I will say again: DO NOT OPEN UP PORT 5900 TO OUTSIDE TRAFFIC.
Because there is no need to do so, when you are connecting to SSH anyway. Just use a SSH tunnel to connect to port 5900 through the SSH connection. Then all your traffic for both SSH and VNC is encrypted (Which most VNC connections are NOT by default) and you only have to open a single port.
Final warning: Do not open 5900 to outside traffic.
Reply 6 years ago
Yes, It is the clever way to encrypt the communication using ssh tunnel !
Reply 6 years ago
Hi,
Thanks. Your comment is definitely a good addition for this post. It's roughly mentioned,
https://www.raspberrypi.org/documentation/remote-a...
But I didn't know what to do. As you advise, setting password is must for security, I think. Also thank you for pointing out wrong description. I corrected "port#" as "display#".
Reply 6 years ago
Rather than opening ports (which is inherently insecure) you can set up a free VPN service using Weave. See Raspberry Pi instructions at https://www.raspberrypi.org/documentation/remote-access/access-over-Internet/README.md
Reply 6 years ago
Or use proper port redirection. Pick a random public side port that maps to the standard private port.
Reply 6 years ago
Using a different port than standard is nearly as insecure as using standard port is. Port sniffing is so easy to do nowadays that using non-standard ports is only useful if the attacker is using IP range discovery to hunt for low hanging fruit (people with open common ports) that he might gloss over you and pick someone else. If it's your specific system he is after using non-standard port is useless.
The onyl proper solution is to use secure/encrypted networking.
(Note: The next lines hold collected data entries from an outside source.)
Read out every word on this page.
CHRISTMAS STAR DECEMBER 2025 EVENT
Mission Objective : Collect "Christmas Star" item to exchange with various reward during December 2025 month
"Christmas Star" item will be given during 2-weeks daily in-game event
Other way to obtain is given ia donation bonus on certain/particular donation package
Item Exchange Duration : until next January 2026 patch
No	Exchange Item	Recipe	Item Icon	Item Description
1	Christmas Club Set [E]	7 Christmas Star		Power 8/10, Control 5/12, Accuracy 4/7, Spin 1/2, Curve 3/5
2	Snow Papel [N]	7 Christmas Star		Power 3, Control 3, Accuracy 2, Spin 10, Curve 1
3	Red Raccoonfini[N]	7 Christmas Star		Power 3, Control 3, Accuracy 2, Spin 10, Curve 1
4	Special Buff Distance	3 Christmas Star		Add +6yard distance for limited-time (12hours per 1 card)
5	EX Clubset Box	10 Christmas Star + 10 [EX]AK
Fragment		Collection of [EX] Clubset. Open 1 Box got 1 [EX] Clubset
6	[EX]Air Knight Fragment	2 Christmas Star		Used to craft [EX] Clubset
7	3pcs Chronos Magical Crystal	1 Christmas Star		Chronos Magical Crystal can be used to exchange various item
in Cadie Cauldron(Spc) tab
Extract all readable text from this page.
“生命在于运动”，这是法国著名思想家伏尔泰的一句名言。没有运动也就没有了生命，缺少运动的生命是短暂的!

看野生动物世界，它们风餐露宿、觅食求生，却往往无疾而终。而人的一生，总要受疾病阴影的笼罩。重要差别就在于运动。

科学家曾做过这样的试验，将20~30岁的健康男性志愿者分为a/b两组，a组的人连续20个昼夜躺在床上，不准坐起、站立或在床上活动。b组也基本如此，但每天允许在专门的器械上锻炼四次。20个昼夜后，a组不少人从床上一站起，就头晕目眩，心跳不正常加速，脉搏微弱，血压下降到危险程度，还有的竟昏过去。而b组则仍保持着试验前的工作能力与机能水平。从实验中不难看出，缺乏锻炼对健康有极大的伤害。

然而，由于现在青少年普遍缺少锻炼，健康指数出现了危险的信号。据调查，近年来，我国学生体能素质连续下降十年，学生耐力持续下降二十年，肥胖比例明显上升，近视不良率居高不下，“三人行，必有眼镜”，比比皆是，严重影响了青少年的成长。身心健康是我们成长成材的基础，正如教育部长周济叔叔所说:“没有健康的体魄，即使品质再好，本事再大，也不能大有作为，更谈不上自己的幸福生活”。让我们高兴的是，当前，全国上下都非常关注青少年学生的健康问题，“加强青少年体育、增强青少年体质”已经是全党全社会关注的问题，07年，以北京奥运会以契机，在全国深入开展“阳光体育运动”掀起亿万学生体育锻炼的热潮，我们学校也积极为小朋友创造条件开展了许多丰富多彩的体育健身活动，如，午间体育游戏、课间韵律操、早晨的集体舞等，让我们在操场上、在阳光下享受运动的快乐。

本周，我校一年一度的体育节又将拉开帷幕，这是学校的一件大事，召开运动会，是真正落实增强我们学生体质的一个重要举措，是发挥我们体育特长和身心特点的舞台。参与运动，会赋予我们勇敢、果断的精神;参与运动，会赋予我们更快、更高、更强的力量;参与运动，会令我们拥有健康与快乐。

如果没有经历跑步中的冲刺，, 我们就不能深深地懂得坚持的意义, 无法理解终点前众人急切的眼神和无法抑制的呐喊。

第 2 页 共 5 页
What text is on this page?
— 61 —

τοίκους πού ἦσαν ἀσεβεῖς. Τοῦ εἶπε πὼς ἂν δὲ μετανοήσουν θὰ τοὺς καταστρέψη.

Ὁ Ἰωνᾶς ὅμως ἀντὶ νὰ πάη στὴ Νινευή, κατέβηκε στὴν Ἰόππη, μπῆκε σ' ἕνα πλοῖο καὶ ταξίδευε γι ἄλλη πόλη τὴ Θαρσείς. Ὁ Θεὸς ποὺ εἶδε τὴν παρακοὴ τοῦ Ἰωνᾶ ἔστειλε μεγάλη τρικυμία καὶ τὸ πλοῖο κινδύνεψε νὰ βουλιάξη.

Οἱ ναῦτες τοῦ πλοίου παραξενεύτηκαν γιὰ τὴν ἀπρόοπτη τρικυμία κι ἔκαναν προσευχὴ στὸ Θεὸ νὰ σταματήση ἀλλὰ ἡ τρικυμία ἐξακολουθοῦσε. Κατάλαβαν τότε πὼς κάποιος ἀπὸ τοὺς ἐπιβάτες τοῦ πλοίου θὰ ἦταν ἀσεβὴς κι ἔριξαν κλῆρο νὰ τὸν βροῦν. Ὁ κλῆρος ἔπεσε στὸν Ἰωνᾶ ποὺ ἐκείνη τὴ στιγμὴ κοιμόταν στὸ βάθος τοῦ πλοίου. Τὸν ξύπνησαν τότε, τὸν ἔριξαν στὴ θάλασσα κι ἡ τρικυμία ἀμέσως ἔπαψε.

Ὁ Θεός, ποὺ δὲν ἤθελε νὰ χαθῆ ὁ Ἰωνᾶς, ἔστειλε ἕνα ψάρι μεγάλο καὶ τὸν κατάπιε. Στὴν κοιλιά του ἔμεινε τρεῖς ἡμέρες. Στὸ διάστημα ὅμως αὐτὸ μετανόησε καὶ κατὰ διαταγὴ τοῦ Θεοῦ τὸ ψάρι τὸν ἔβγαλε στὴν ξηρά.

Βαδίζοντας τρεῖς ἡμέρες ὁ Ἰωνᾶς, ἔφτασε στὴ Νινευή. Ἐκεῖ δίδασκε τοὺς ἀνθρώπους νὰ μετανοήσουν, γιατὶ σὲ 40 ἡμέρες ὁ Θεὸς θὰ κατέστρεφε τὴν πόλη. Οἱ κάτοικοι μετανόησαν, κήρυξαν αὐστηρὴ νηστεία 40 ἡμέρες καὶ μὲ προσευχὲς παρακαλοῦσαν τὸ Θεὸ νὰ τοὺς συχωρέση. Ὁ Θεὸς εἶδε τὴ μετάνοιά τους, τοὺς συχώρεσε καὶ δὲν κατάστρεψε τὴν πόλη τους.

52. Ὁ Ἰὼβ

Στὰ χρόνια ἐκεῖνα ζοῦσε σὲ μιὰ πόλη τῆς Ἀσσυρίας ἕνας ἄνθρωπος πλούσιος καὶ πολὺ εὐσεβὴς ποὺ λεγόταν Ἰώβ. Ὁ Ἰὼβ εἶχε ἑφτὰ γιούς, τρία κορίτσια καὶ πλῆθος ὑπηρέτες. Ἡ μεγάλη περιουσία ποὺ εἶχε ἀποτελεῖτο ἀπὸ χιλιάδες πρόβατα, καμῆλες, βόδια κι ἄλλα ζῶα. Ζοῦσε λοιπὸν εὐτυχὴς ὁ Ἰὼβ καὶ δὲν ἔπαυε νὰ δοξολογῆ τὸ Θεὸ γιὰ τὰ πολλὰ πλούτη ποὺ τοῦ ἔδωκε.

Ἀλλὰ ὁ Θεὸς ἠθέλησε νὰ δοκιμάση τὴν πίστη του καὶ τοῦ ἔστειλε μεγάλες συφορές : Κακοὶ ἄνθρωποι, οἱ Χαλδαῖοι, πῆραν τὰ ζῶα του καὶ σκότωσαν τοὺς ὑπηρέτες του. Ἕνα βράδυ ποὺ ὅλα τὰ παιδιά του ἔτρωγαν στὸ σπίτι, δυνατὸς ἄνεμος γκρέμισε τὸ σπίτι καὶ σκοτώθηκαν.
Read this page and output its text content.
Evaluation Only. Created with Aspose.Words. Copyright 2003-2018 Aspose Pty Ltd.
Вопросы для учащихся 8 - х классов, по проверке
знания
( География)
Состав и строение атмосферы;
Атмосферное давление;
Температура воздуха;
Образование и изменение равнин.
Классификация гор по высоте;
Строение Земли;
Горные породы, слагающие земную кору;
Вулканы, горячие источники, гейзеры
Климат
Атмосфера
Besides, NX/X2go are better for latency and speed in most cases than VNC and are inherently more secure because they're built atop of ssh -x and promote best practices (certificate based auth etc.)
6 years ago
Another method is set a static IP on the Pi, update to PIXEL(which has inbuilt VNC, has to be enabled in raspi-config), install VNC client in play store or app store, give the IP and get started.
6 years ago
Optionally,you could use RDP. It works surprisingly well compared to VNC.
Reply 6 years ago
This sounds interesting!
6 years ago
It's possible to use the TCP/IP over USB, where you connect RasPi and
the tablet by a USB cable; which of course takes care of charging the
tablet battery. Caveat: I did it on a Beaglebone, but it should work on
RasPi as well.By the way, VNC is one way to do it, and you
can also install and run an X server on the tablet and display remote
X11 protocol.
6 years ago
nice! will the tablet get asleep if viewing long time?
Reply 6 years ago
Hi,
It's up to your tablet. I didn't test how long battery lasted. But it doesn't consume battery so much, I feel.